Wednesday, May 30, 2007

















Thinking about Gericault this afternoon. As before, I thought of the amazing, harrowing series of still lifes (nature mortes, to be sure) he produced as studies for The Raft of the Medusa. They were pretty meaningful to me when I first encountered them in black and white reproduction while at Vassar in a book, iirc, devoted to a complete analysis of the Raft. Not due to their inherent gruesomeness at all but to the very unflinching way he used them as objects, as things equivalent to cantaloupes or vases. Of course, you can't help but see them as former parts of human bodies and are reluctant to re-view them as hunks of meat and bone but this is precisely the great service Gericault does for you. The hubris is stripped away; the core reality remains. The viewer is obliged to deal with it.

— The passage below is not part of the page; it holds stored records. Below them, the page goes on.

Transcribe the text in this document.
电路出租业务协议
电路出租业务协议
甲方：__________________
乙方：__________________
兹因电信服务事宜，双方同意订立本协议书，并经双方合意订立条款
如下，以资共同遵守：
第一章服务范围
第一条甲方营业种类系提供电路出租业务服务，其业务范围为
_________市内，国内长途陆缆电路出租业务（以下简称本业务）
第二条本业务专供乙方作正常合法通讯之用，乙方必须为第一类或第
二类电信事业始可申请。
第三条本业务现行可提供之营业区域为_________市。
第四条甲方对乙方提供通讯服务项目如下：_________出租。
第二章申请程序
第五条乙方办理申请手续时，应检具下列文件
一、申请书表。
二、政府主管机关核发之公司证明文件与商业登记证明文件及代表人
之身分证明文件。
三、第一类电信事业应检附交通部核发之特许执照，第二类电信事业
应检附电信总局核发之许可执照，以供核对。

In the past few years, when I've thought of these works, I've been somewhat surprised at the absence of images available on the net. Aside from the one above, which I guess has amassed a bit of notoriety as representative of the group (and it's a fantastic painting, imho), which includes piled hands, feet and heads, I'm unable to locate any. This is strange in one respect but may speak to the power of the images, how repellant their message is found to be, even now. I mean, Gericault is a fairly major artist and these paintings were, to the best of my knowledge, unique in their time and remain extremely powerful today. Yet they seem to be by and large ignored.

I note a book on the subject was published in 1999 by Jason Dewinetz, an edition of a couple hundred copies. Otherwise, they seem too hot to handle, an impressive achievement for works pushing 200 years old.

4 comments:

Anonymous said...

I've never heard of this artist. Pretty interesting. The head on the right reminded me of the cover of Naked City's 'Grand Guignol'.

Jon Abbey said...

"Raft of The Medusa" is fantastic, probably my favorite thing in the Louvre. there's a great reproduction of it in Julian Barnes-A History of the World in 10 1/2 Chapters.

Anonymous said...

probably my favorite thing in the Louvre

You obviously haven't been to the gift shop!

Brian Olewnick said...

Sergio, you might find the story behind the "Raft of the Medusa" worth your while.

Jon, sorry but the official ranking of *greatest* Louvre paintings is:

1) Vermeer's 'Lacemaker'
2) Raphael's 'Baldassar Castiglione'
3) Ingres' 'Monsieur Bertin'

That's just the way it is, nothing I can do about it.